Some example for heuristics:

  1. if the file name is given and ends with “.xml” or “.dot” => the file is an xml or dot file and the corresponding reader is used
  2. if the mime type is available, use xml reader for the xml mime type
  3. if the first bytes “look like” a dot file (i.e. the file starts according to the dot grammar [strict] (graph | digraph) ), use the dot reader

Example how to use such a generic reader:

    GraphReader<V, E> reader = new GenericReader<V, E>();
    ComponentAttributeProvider attributeProvider = new DefaultComponentAttributeProvider();
    reader.setAttributeProvider(attributeProvider);
    Graph<V, E> graph = reader.read(“some_file.dot”, vertexFactory);

In this case, the read(..) methods would assume that the file has the dot format because of the file name. It would instantiate a corresponding reader (say DOTReader) and delegate the actual parsing to this reader.
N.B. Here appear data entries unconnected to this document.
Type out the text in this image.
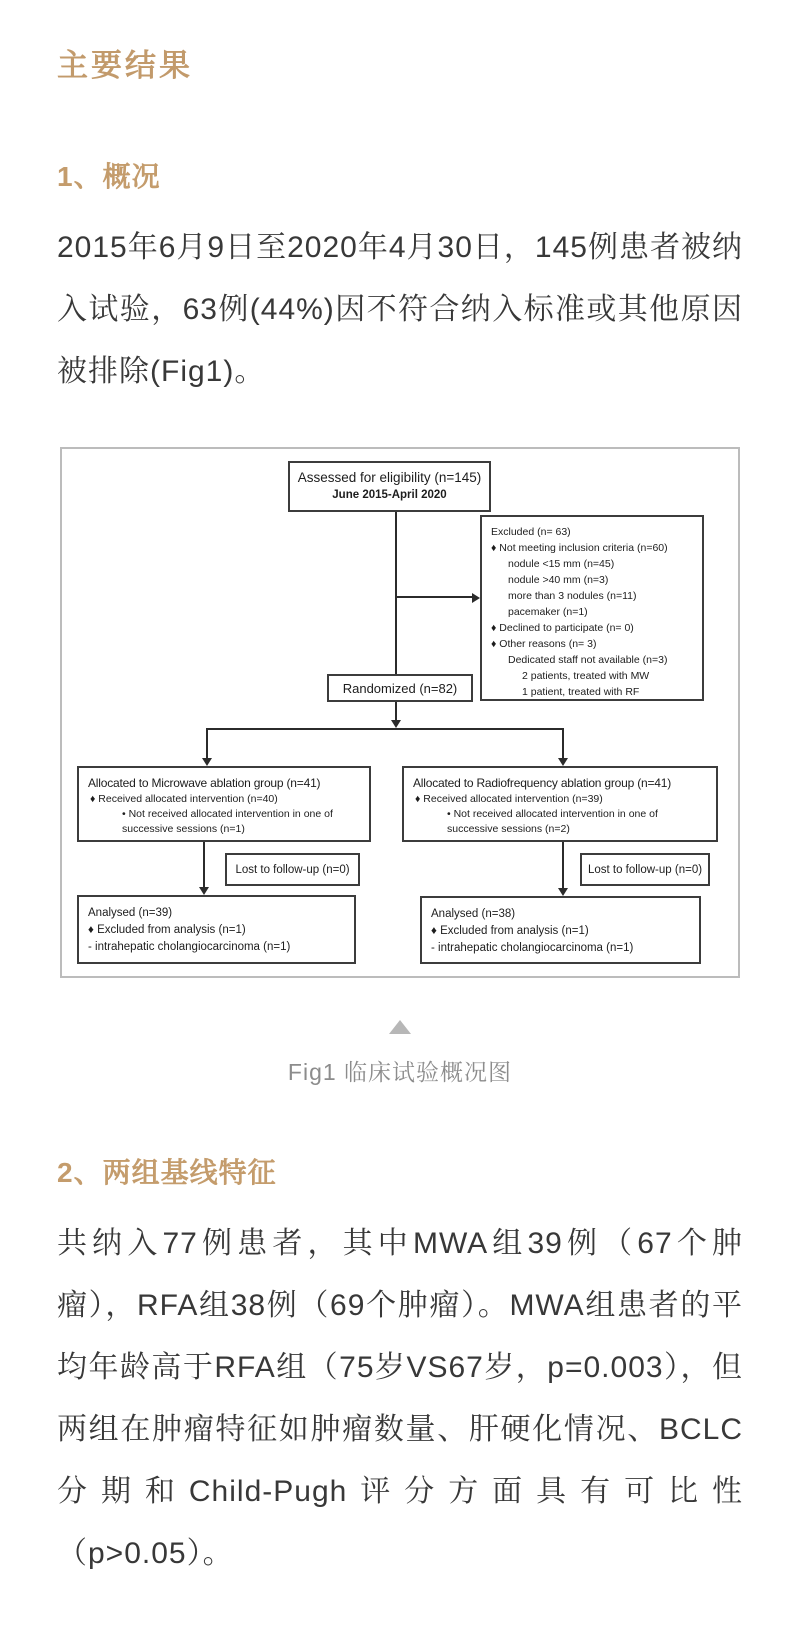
主要结果
1、概况

2015年6月9日至2020年4月30日，145例患者被纳入试验，63例(44%)因不符合纳入标准或其他原因被排除(Fig1)。

Assessed for eligibility (n=145)
June 2015-April 2020
Excluded (n= 63)
♦ Not meeting inclusion criteria (n=60)
nodule <15 mm (n=45)
nodule >40 mm (n=3)
more than 3 nodules (n=11)
pacemaker (n=1)
♦ Declined to participate (n= 0)
♦ Other reasons (n= 3)
Dedicated staff not available (n=3)
2 patients, treated with MW
1 patient, treated with RF
Randomized (n=82)
Allocated to Microwave ablation group (n=41)
♦ Received allocated intervention (n=40)
• Not received allocated intervention in one of successive sessions (n=1)
Allocated to Radiofrequency ablation group (n=41)
♦ Received allocated intervention (n=39)
• Not received allocated intervention in one of successive sessions (n=2)
Lost to follow-up (n=0)	Lost to follow-up (n=0)
Analysed (n=39)
♦ Excluded from analysis (n=1)
- intrahepatic cholangiocarcinoma (n=1)
Analysed (n=38)
♦ Excluded from analysis (n=1)
- intrahepatic cholangiocarcinoma (n=1)
Fig1 临床试验概况图
2、两组基线特征

共纳入77例患者，其中MWA组39例（67个肿瘤），RFA组38例（69个肿瘤）。MWA组患者的平均年龄高于RFA组（75岁VS67岁，p=0.003），但两组在肿瘤特征如肿瘤数量、肝硬化情况、BCLC分期和Child-Pugh评分方面具有可比性（p>0.05）。
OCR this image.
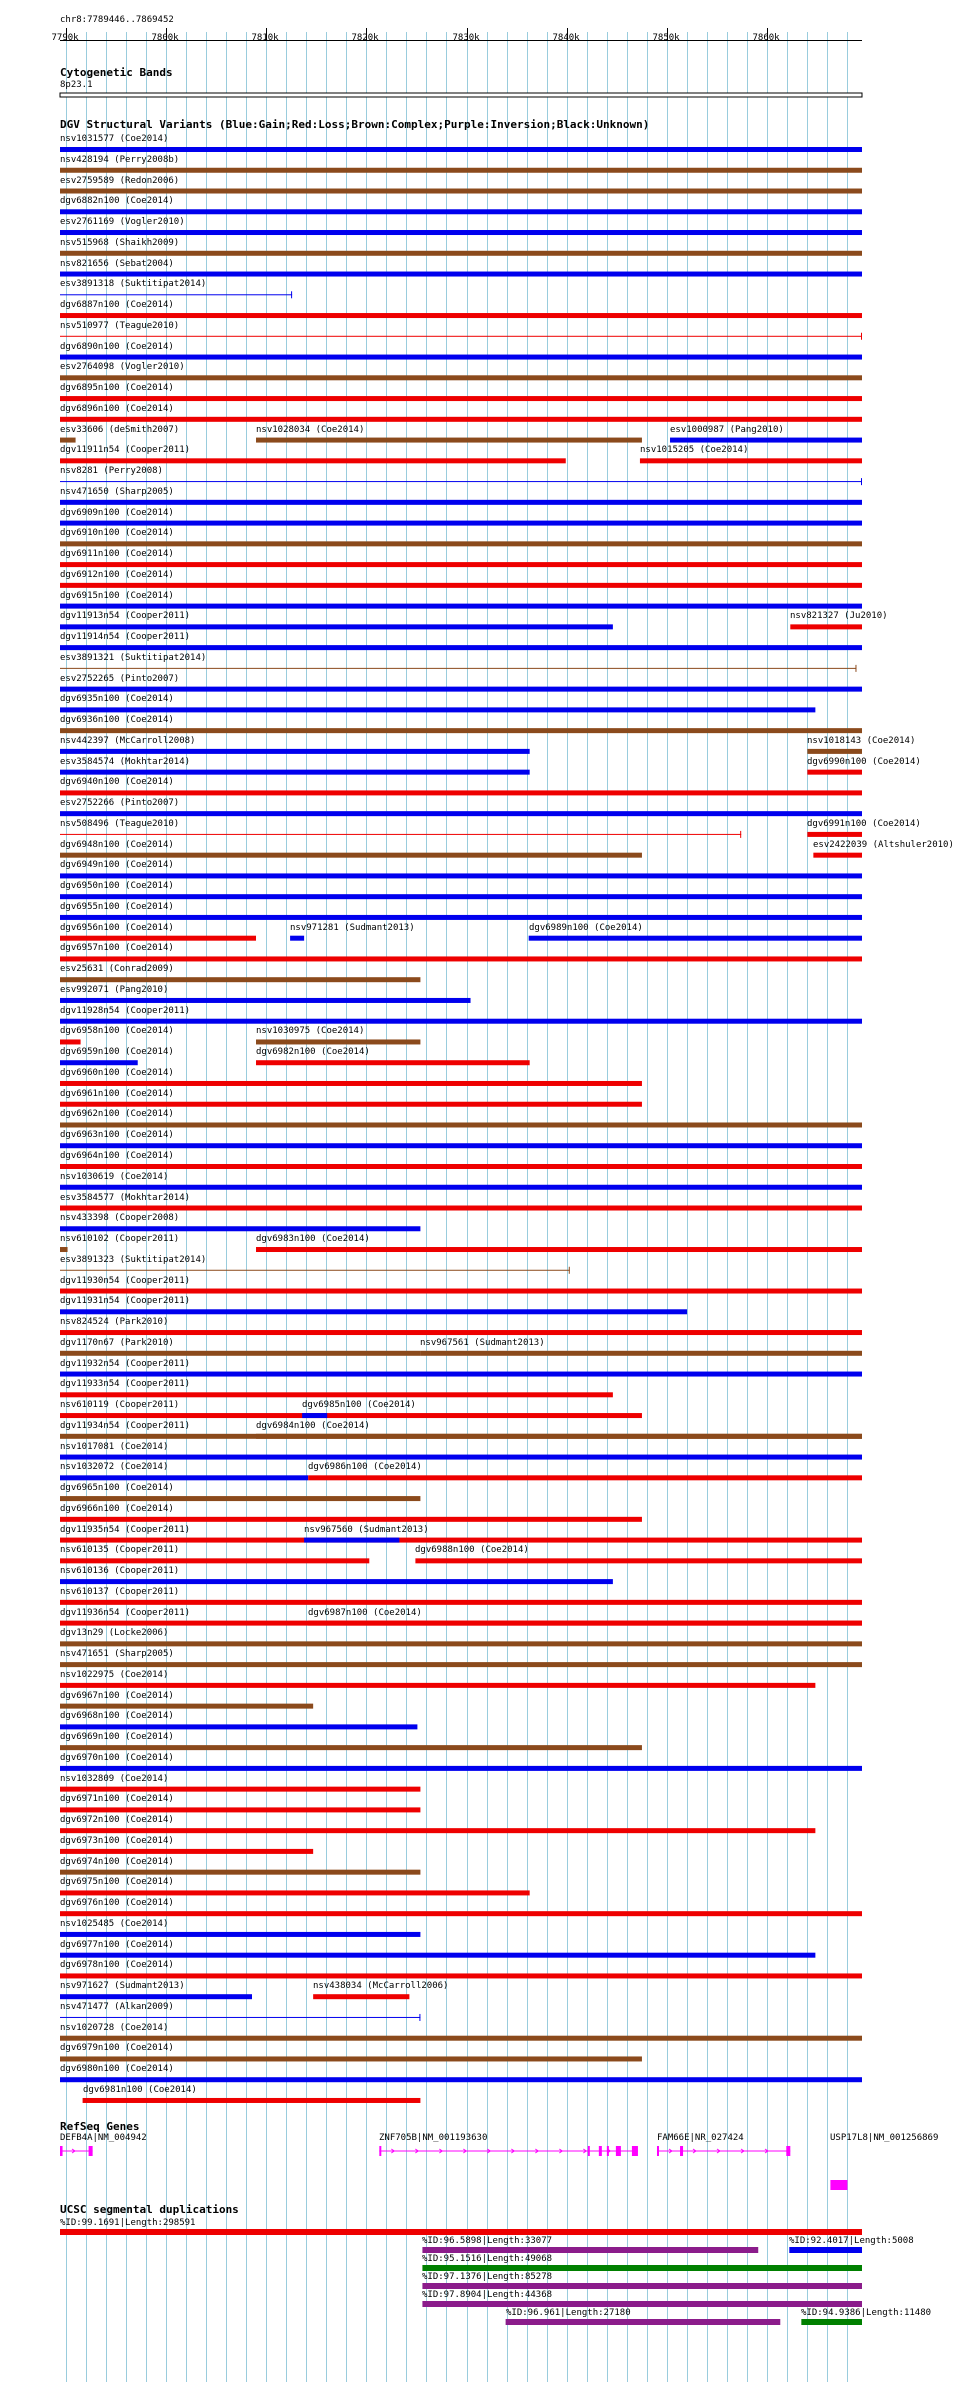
chr8:7789446..7869452
Cytogenetic Bands
8p23.1
DGV Structural Variants (Blue:Gain;Red:Loss;Brown:Complex;Purple:Inversion;Black:Unknown)
RefSeq Genes
UCSC segmental duplications
7790k	7800k	7810k	7820k	7830k	7840k	7850k	7860k
nsv1031577 (Coe2014)
nsv428194 (Perry2008b)
esv2759589 (Redon2006)
dgv6882n100 (Coe2014)
esv2761169 (Vogler2010)
nsv515968 (Shaikh2009)
nsv821656 (Sebat2004)
esv3891318 (Suktitipat2014)
dgv6887n100 (Coe2014)
nsv510977 (Teague2010)
dgv6890n100 (Coe2014)
esv2764098 (Vogler2010)
dgv6895n100 (Coe2014)
dgv6896n100 (Coe2014)
esv33606 (deSmith2007)	nsv1028034 (Coe2014)	esv1000987 (Pang2010)
dgv11911n54 (Cooper2011)	nsv1015205 (Coe2014)
nsv8281 (Perry2008)
nsv471650 (Sharp2005)
dgv6909n100 (Coe2014)
dgv6910n100 (Coe2014)
dgv6911n100 (Coe2014)
dgv6912n100 (Coe2014)
dgv6915n100 (Coe2014)
dgv11913n54 (Cooper2011)	nsv821327 (Ju2010)
dgv11914n54 (Cooper2011)
esv3891321 (Suktitipat2014)
esv2752265 (Pinto2007)
dgv6935n100 (Coe2014)
dgv6936n100 (Coe2014)
nsv442397 (McCarroll2008)	nsv1018143 (Coe2014)
esv3584574 (Mokhtar2014)	dgv6990n100 (Coe2014)
dgv6940n100 (Coe2014)
esv2752266 (Pinto2007)
nsv508496 (Teague2010)	dgv6991n100 (Coe2014)
dgv6948n100 (Coe2014)	esv2422039 (Altshuler2010)
dgv6949n100 (Coe2014)
dgv6950n100 (Coe2014)
dgv6955n100 (Coe2014)
dgv6956n100 (Coe2014)	nsv971281 (Sudmant2013)	dgv6989n100 (Coe2014)
dgv6957n100 (Coe2014)
esv25631 (Conrad2009)
esv992071 (Pang2010)
dgv11928n54 (Cooper2011)
dgv6958n100 (Coe2014)	nsv1030975 (Coe2014)
dgv6959n100 (Coe2014)	dgv6982n100 (Coe2014)
dgv6960n100 (Coe2014)
dgv6961n100 (Coe2014)
dgv6962n100 (Coe2014)
dgv6963n100 (Coe2014)
dgv6964n100 (Coe2014)
nsv1030619 (Coe2014)
esv3584577 (Mokhtar2014)
nsv433398 (Cooper2008)
nsv610102 (Cooper2011)	dgv6983n100 (Coe2014)
esv3891323 (Suktitipat2014)
dgv11930n54 (Cooper2011)
dgv11931n54 (Cooper2011)
nsv824524 (Park2010)
dgv1170n67 (Park2010)	nsv967561 (Sudmant2013)
dgv11932n54 (Cooper2011)
dgv11933n54 (Cooper2011)
nsv610119 (Cooper2011)	dgv6985n100 (Coe2014)
dgv11934n54 (Cooper2011)	dgv6984n100 (Coe2014)
nsv1017081 (Coe2014)
nsv1032072 (Coe2014)	dgv6986n100 (Coe2014)
dgv6965n100 (Coe2014)
dgv6966n100 (Coe2014)
dgv11935n54 (Cooper2011)	nsv967560 (Sudmant2013)
nsv610135 (Cooper2011)	dgv6988n100 (Coe2014)
nsv610136 (Cooper2011)
nsv610137 (Cooper2011)
dgv11936n54 (Cooper2011)	dgv6987n100 (Coe2014)
dgv13n29 (Locke2006)
nsv471651 (Sharp2005)
nsv1022975 (Coe2014)
dgv6967n100 (Coe2014)
dgv6968n100 (Coe2014)
dgv6969n100 (Coe2014)
dgv6970n100 (Coe2014)
nsv1032809 (Coe2014)
dgv6971n100 (Coe2014)
dgv6972n100 (Coe2014)
dgv6973n100 (Coe2014)
dgv6974n100 (Coe2014)
dgv6975n100 (Coe2014)
dgv6976n100 (Coe2014)
nsv1025485 (Coe2014)
dgv6977n100 (Coe2014)
dgv6978n100 (Coe2014)
nsv971627 (Sudmant2013)	nsv438034 (McCarroll2006)
nsv471477 (Alkan2009)
nsv1020728 (Coe2014)
dgv6979n100 (Coe2014)
dgv6980n100 (Coe2014)
dgv6981n100 (Coe2014)
DEFB4A|NM_004942	ZNF705B|NM_001193630	FAM66E|NR_027424	USP17L8|NM_001256869
%ID:99.1691|Length:298591
%ID:96.5898|Length:33077	%ID:92.4017|Length:5008
%ID:95.1516|Length:49068
%ID:97.1376|Length:85278
%ID:97.8904|Length:44368
%ID:96.961|Length:27180	%ID:94.9386|Length:11480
Storing attributes on vertices and edges

Most graph formats include attributes for vertices and edges, for example a weight or color information. There must be a way to store these attributes either on the graph elements (i.e. vertices or edges) themselves or by maintaining a map for each element which stores the attribute keys and corresponding values. I prefer the second approach for two reasons:

  1. There exists already a ComponentAttributeProvider which has been introduced to support attributes when dot files are created.
  2. Storing the attributes on the elements would imply that the elements implement some interface, probably an interface which defines something like “Object getAttribute(String key)”. This would contradict the philosophy of JgraphT since the JgraphT code makes no assumption on the vertices and edges at all.

Hence the readers should store any attributes using ComponentAttributeProvider (probably in a slightly enhanced version) and should make no assumptions on the elements. Even then, there are different ways to work with the attributes:

Variant 1:
The vertex and edge classes don’t know about the attributes; to access the attributes, the program has to access the ComponentAttributeProvider.
Variant 2:
The elements are instances of a special class which “knows” about the attribute provider. The vertex/edge class has accessors to for example a label (i.e. public String getLabel()) and the implementation of this method delegates to the attribute provider. In particular, the elements don’t store the actual attribute values.
Variant 3:
The elements store the actual attribute values and offer appropriate accessors. The attribute provider knows the type of the element and when getAttributes() is called, the attribute provider creates a map and initialises it with the attributes read from the vertex.

Both variant 2 and 3 assume that there is a special vertex or edge class; this is possible because the Reader accepts a VertexFactory and EdgeFactory.